Fallì perché l’ambiguità non può non esserci perché la semantica è ambigua! Si rese conto che solo in circostanze prive di interpretazioni potesse valere questo linguaggio, poiché in determinate circostanze l’elemento ambiguo finisce per essere l’elemento cardine; ciò perché la caratteristica del linguaggio è la variabilità.
La filosofia di Frege
Frege prende spunto dalla nozione di verità, che fa riferimento al principio di corrispondenza. La sua filosofia ha come obiettivo l’approfondimento della semantica basata sulla verità e del caso basato sulla certezza. Il suo è un discorso incentrato sulla nozione di vero e di falso, su cui si basa la teoria semantica. Il suo obiettivo è una semantica basata sulla verità, la quale serve per raggiungere la realtà.

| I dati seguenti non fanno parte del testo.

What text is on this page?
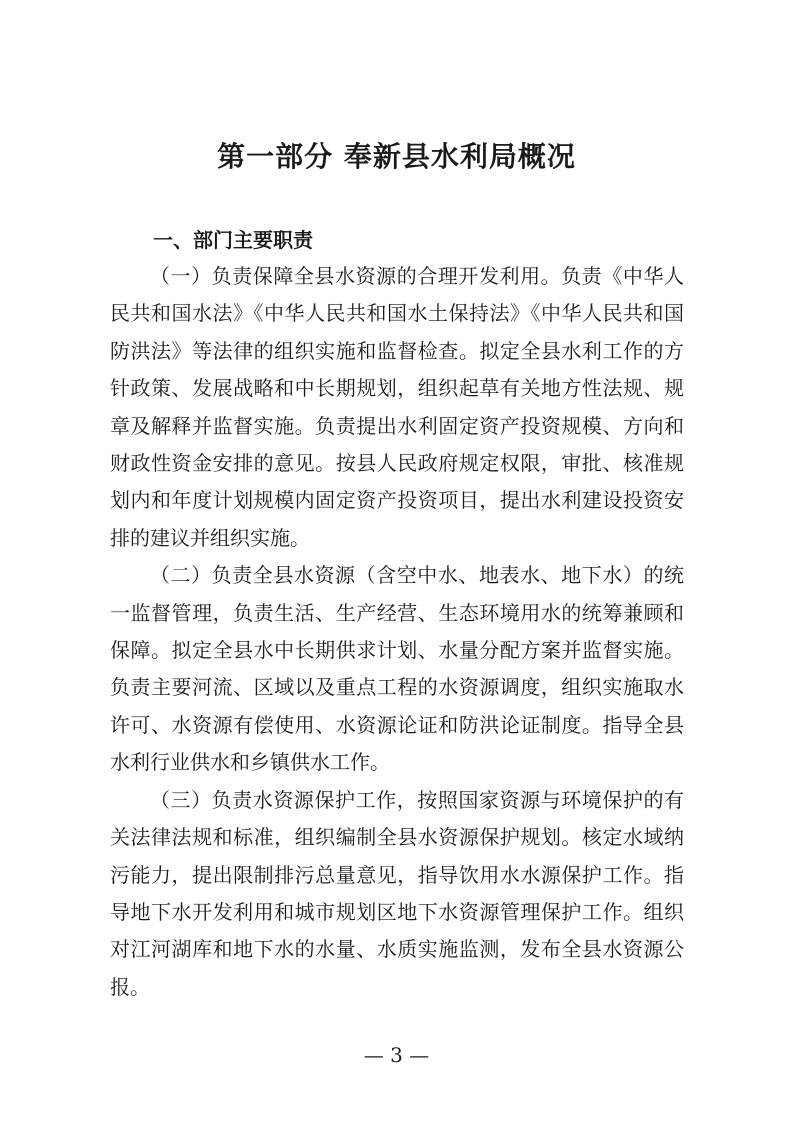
第一部分 奉新县水利局概况
一、部门主要职责

（一）负责保障全县水资源的合理开发利用。负责《中华人民共和国水法》《中华人民共和国水土保持法》《中华人民共和国防洪法》等法律的组织实施和监督检查。拟定全县水利工作的方针政策、发展战略和中长期规划，组织起草有关地方性法规、规章及解释并监督实施。负责提出水利固定资产投资规模、方向和财政性资金安排的意见。按县人民政府规定权限，审批、核准规划内和年度计划规模内固定资产投资项目，提出水利建设投资安排的建议并组织实施。

（二）负责全县水资源（含空中水、地表水、地下水）的统一监督管理，负责生活、生产经营、生态环境用水的统筹兼顾和保障。拟定全县水中长期供求计划、水量分配方案并监督实施。负责主要河流、区域以及重点工程的水资源调度，组织实施取水许可、水资源有偿使用、水资源论证和防洪论证制度。指导全县水利行业供水和乡镇供水工作。

（三）负责水资源保护工作，按照国家资源与环境保护的有关法律法规和标准，组织编制全县水资源保护规划。核定水域纳污能力，提出限制排污总量意见，指导饮用水水源保护工作。指导地下水开发利用和城市规划区地下水资源管理保护工作。组织对江河湖库和地下水的水量、水质实施监测，发布全县水资源公报。

— 3 —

Egli vuole individuare criteri che consentono alle parole, e dunque ai segni, e dunque ai significati, di rimandare a qualcosa d’inconfutabile; un principio che consolida il legame fra segno e agganci con verità. Egli non sostituisce qualcosa col segno, ma oggettivizza tutto ciò che viene evocato dai segni verbali, tutto ciò che viene compreso; i concetti, che egli chiama pensieri, vengono agganciati ai significati e devono confrontarsi col vero e col falso e devono essere considerati come cose.
La nozione di pensiero
Introduce così la nozione di pensiero, equiparabile alla nozione di concetto: egli considera i pensieri esistenti a prescindere se siano o meno pensati e dunque se vengano o meno concettualizzati. Egli vuole dargli un’esistenza oggettiva reale, una consistenza; vuole dunque oggettivizzarli.
La nozione di semantica prende in causa il rapporto tra segni (referenti nel caso di Frege) e significati. Il testo che più ci interessa è “Über Sinn und Bedeutung” del 1892. Le nozioni chiave della semantica fregiana sono la Bedeutung, che rendiamo con riferimento/denotazione e il Sinn che rendiamo con significato.
Distinzione tra Sinn e Bedeutung
La distinzione si applica a tutte le categorie di espressioni linguistiche (termini singolari, enunciati e predicati).
Termini singolari
- I nomi propri: nomi che individuano una ed una sola cosa, es. Giorgio Lo Feudo.
- Le descrizioni definite: iniziano con un articolo determinativo singolare e determinano una ed una sola cosa, es. la capitale della Francia.
La distinzione tra senso e significato ha un’importanza fondamentale per Frege; c’è una differenza tra il modo in cui li adopera Frege e il modo in cui li si adopera normalmente. La Bedeutung di un termine singolare è l’oggetto di cui il nome proprio è nome e l’oggetto di cui la descrizione definita è descrizione definita. (Nella semantica/linguistica generale Parigi è il significato, non il riferimento). Fa ciò per maneggiare la realtà.